Ce mercredi 27 mai 2015, le Conseil d’analyse économique (CAE) a donné une conférence de presse pour présenter sa nouvelle note intitulée « A la recherche des parts de marché perdues », publiée le même jour. Cette note analyse les facteurs pouvant expliquer la mauvaise performance de la France à l’exportation. Les auteurs de cette note (professeurs à Sciences Po, à la Paris School of Economics, membres du CEPII ou de la Banque de France) ont ensuite formulé des recommandations afin d’améliorer la position de la France dans le commerce mondial.

Le CAE a donc publié une note ce mercredi 27 mai 2015 afin de comprendre les mauvaises performances de la France à l’exportation. En effet, alors que l’arrivée sur les marchés mondiaux de nouvelles puissances économiques fait mécaniquement diminuer les parts de marchés des économies avancés, la part de marché française à l’exportation diminue davantage encore que celles des autres pays européens. Les auteurs de cette note tentent de comprendre pourquoi.

COMMENT LA FRANCE PERD SES PARTS DE MARCHE ?

Entre 2006 et 2014, la France voit sa part dans les exportations mondiales de biens reculer en moyenne chaque années de 3,2%, contre seulement 1,7% pour l’Allemagne. Selon les auteurs, cette meilleure performance de l’Allemagne s’explique exclusivement par des effets de compétitivité pure, et non par un meilleur positionnement géographique ou sectoriel. En clair, les mauvaises performances françaises  l’exportation sont liées à un « rapport qualité-prix » insuffisant et pas à un mauvais positionnement pays ou produits.

LES RECOMMANDATIONS DU CAE

C’est sur le front de la compétitivité prix (lorsque la compétition porte sur le prix du produit) et hors prix (lorsque la compétition porte la nature du produit) que les efforts doivent se porter. Selon les auteurs, la compétitivité est l’affaire de tous, pas simplement des secteurs exposés à la concurrence internationale. L’ensemble de l’économie participe à la construction de la compétitivité prix via les coûts directs et indirects, et la compétitivité hors prix via l’émergence des entreprises les plus productives. Les auteurs insistent en particulier sur le rôle des ré-allocations de main d’œuvre (facilité avec laquelle les travailleurs peuvent changer d’emploi) entre secteurs et, au sein de chaque secteur, des entreprises les moins productives vers les plus productives. C’est un enjeu clé des réformes du travail comme des marchés de biens et services.

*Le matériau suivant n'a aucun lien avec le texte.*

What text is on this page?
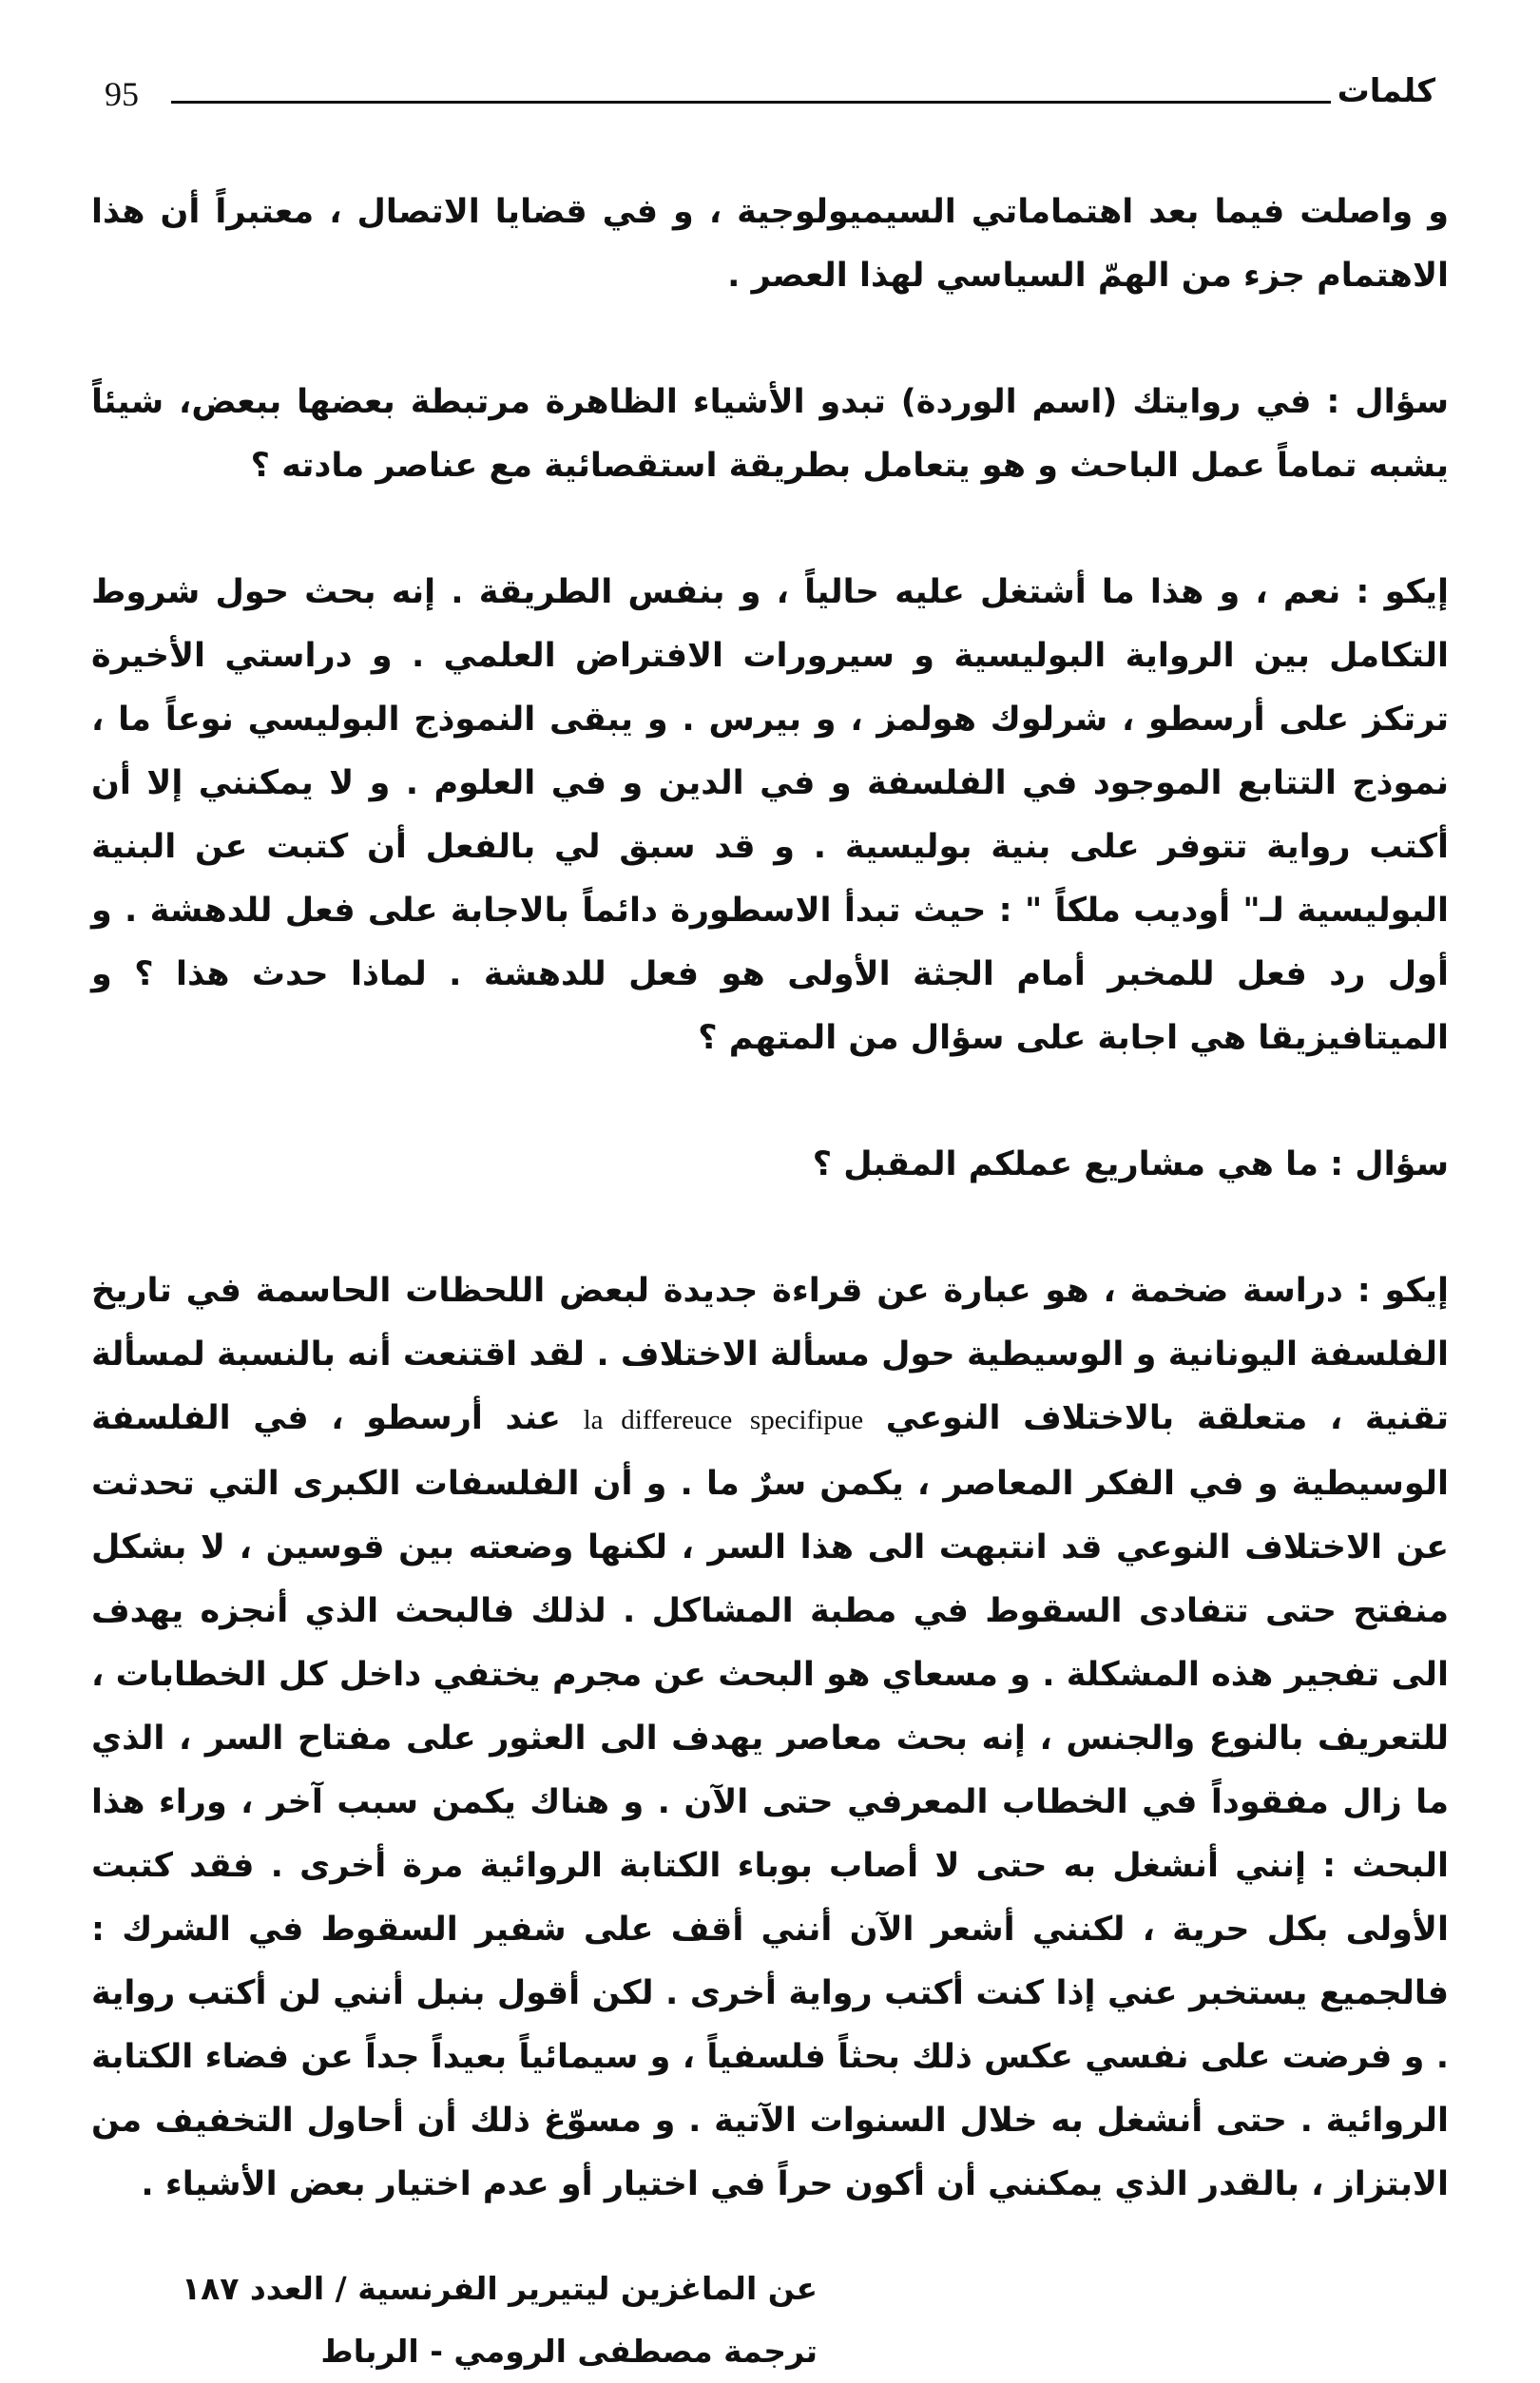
95	كلمات

و واصلت فيما بعد اهتماماتي السيميولوجية ، و في قضايا الاتصال ، معتبراً أن هذا الاهتمام جزء من الهمّ السياسي لهذا العصر .

سؤال : في روايتك (اسم الوردة) تبدو الأشياء الظاهرة مرتبطة بعضها ببعض، شيئاً يشبه تماماً عمل الباحث و هو يتعامل بطريقة استقصائية مع عناصر مادته ؟

إيكو : نعم ، و هذا ما أشتغل عليه حالياً ، و بنفس الطريقة . إنه بحث حول شروط التكامل بين الرواية البوليسية و سيرورات الافتراض العلمي . و دراستي الأخيرة ترتكز على أرسطو ، شرلوك هولمز ، و بيرس . و يبقى النموذج البوليسي نوعاً ما ، نموذج التتابع الموجود في الفلسفة و في الدين و في العلوم . و لا يمكنني إلا أن أكتب رواية تتوفر على بنية بوليسية . و قد سبق لي بالفعل أن كتبت عن البنية البوليسية لـ" أوديب ملكاً " : حيث تبدأ الاسطورة دائماً بالاجابة على فعل للدهشة . و أول رد فعل للمخبر أمام الجثة الأولى هو فعل للدهشة . لماذا حدث هذا ؟ و الميتافيزيقا هي اجابة على سؤال من المتهم ؟

سؤال : ما هي مشاريع عملكم المقبل ؟

إيكو : دراسة ضخمة ، هو عبارة عن قراءة جديدة لبعض اللحظات الحاسمة في تاريخ الفلسفة اليونانية و الوسيطية حول مسألة الاختلاف . لقد اقتنعت أنه بالنسبة لمسألة تقنية ، متعلقة بالاختلاف النوعي la differeuce specifipue عند أرسطو ، في الفلسفة الوسيطية و في الفكر المعاصر ، يكمن سرٌ ما . و أن الفلسفات الكبرى التي تحدثت عن الاختلاف النوعي قد انتبهت الى هذا السر ، لكنها وضعته بين قوسين ، لا بشكل منفتح حتى تتفادى السقوط في مطبة المشاكل . لذلك فالبحث الذي أنجزه يهدف الى تفجير هذه المشكلة . و مسعاي هو البحث عن مجرم يختفي داخل كل الخطابات ، للتعريف بالنوع والجنس ، إنه بحث معاصر يهدف الى العثور على مفتاح السر ، الذي ما زال مفقوداً في الخطاب المعرفي حتى الآن . و هناك يكمن سبب آخر ، وراء هذا البحث : إنني أنشغل به حتى لا أصاب بوباء الكتابة الروائية مرة أخرى . فقد كتبت الأولى بكل حرية ، لكنني أشعر الآن أنني أقف على شفير السقوط في الشرك : فالجميع يستخبر عني إذا كنت أكتب رواية أخرى . لكن أقول بنبل أنني لن أكتب رواية . و فرضت على نفسي عكس ذلك بحثاً فلسفياً ، و سيمائياً بعيداً جداً عن فضاء الكتابة الروائية . حتى أنشغل به خلال السنوات الآتية . و مسوّغ ذلك أن أحاول التخفيف من الابتزاز ، بالقدر الذي يمكنني أن أكون حراً في اختيار أو عدم اختيار بعض الأشياء .

عن الماغزين ليتيرير الفرنسية / العدد ١٨٧
ترجمة مصطفى الرومي - الرباط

Les auteurs recommandent donc tout d’abord d’évaluer l’impact du Crédit d’Impôts pour la Compétitivité et l’Emploi (CICE) sur la dynamique des salaires. Si une forte croissance des salaires relativement élevés est constatée après la mise en place du CICE, il faut concentrer les allègements de charges sociales sur les bas salaires. Ensuite, il est nécessaire de faire de la défense de la propriété intellectuelle une priorité dans les négociations internationales. Enfin, dans les arbitrages sur les réformes dites « structurelles », il faut prendre explicitement en considération l’impact de ces réformes sur la ré-allocation des facteurs de production (travail et capital) vers les entreprises les plus productives.